Monday, January 3, 2011

True Grit: Coen Brothers + Adaptation = Entertaining Western


I will admit that this is the first movie by the Coen Brothers that I have ever seen and that I have not read the original 1968 novel the movie was based on, and that I have not seen the original 1969 adaptation starring John Wayne. With that in mind, I had mixed feelings about this film from the ads and hearing about the elements usually associated with Coen Brothers movies. However, I decided to give it a chance after seeing the performance of Jeff Bridges in Tron: Legacy. While watching the movie, I began to enjoy this film beyond my original expectations. What I can honestly say is that the Coen Brothers managed to make an entertaining Western movie that embodies a lot of what a Western is.

The film's main character, 14-year-old Maddie Ross (Hailee Steinfeld), is seeking revenge against Tom Chaney, the man who killed her father. She wishes to accomplish this by hiring U.S. Marshal Rooster Cogburn (Jeff Bridges). She convinces him to let her go with him after managing to hire Texas Ranger LaBoeuf (Matt Damon). What follows is common with Westerns in that the movie is them giving chase to Tom Chaney (Josh Brolin), not actually encountering him until the last half-hour of the movie. The character interactions follow common themes of separation and working together later for the sake of Maddie.

As a character, Maddie is very headstrong and mature for her age, boldly commenting on the behavior and mannerisms of others as well as threatening to "bring in her lawyer" should she not be able to do what she feels she needs to do. Throughout the movie, she continues to act this way towards Cogburn and LaBoeuf, but grows to depend on them as the film reaches its climax. This growth made her character more tolerable to me, especially during the ending. Cogburn is your typical lazy drunkard, but tries to display confidence in his abilities despite having only one good eye. LaBoeuf is the opposite, serving as a deadpan snarker to balance out how hammy Cogburn is. Both of them are acted out very well by both Jeff Bridges and Matt Damon, who also play off the contrasting personalities very well and often very humorously. One scene where this occurs is one where Cogburn attempts to show that he can still shoot well with one eye, by throwing corn bread in the air and shooting it, which prompts LaBoeuf to join in and throw him off.

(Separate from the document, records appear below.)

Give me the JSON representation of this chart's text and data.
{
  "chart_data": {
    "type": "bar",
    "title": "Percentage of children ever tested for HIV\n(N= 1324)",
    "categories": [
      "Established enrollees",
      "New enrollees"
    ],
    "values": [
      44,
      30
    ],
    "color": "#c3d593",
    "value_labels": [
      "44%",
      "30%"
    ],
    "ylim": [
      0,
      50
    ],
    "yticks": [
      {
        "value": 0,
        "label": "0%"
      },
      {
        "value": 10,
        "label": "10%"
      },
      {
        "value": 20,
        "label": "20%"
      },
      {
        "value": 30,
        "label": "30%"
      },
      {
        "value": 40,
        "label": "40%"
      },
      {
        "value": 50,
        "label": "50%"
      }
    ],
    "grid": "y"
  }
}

I have no idea what happens in the book, but I believe that the movie was very well executed in terms of story. It  had the serious and sometimes edgy atmosphere that I had expected, enhanced by the choice of filming locations in New Mexico and Texas. However, the movie was surprisingly also very funny at times. Reviews of the movie made it sound devoid of this, but I found that it was far from it. The verbal humor, mostly from Cogburn's lazy attitude towards things, comes complete with a droplet of visual and slapstick humor. This balanced the story to me, strategically preventing the movie from becoming as serious as it might have otherwise been. I feel I should say that the ending is darker than you might expect compared to the rest of the movie.

*Spoiler Alert*
True to form, or what I can gather, this movie has a couple gory scenes that the Coen Brothers are known for using in their films. This includes a scene where a man in a cabin has his fingers cut off and the man who did this immediately getting shot in the head by Cogburn. The scene is soon followed by one where Cogburn goes through LaBoeuf’s bloody mouth, with most of the shots focusing on the mouth. The dialogue during this scene certainly didn't help relieve the sickening feeling I had while watching. For me, this was made up for by the occasional gun battles prominent in other Westerns, which gave me a slight adrenaline rush from the sudden burst of action, especially the final battle Cogburn has on horseback against four other men near the end of the movie.
*End Spoiler Alert*

True Grit was a movie that had exceeded my previous expectations, surprising me in the right ways to keep me interested and wondering how the eventual encounter with Tom Chaney would go. Jeff Bridges and Matt Damon gave performances that were very entertaining and helped the spirit of the movie. It didn't make me too eager to see more Coen Brothers, but it kept me entertained for a good two hours. If you are looking for a great modern Western or are simply a big fan of the Coen Brothers' work, I can recommend you this movie.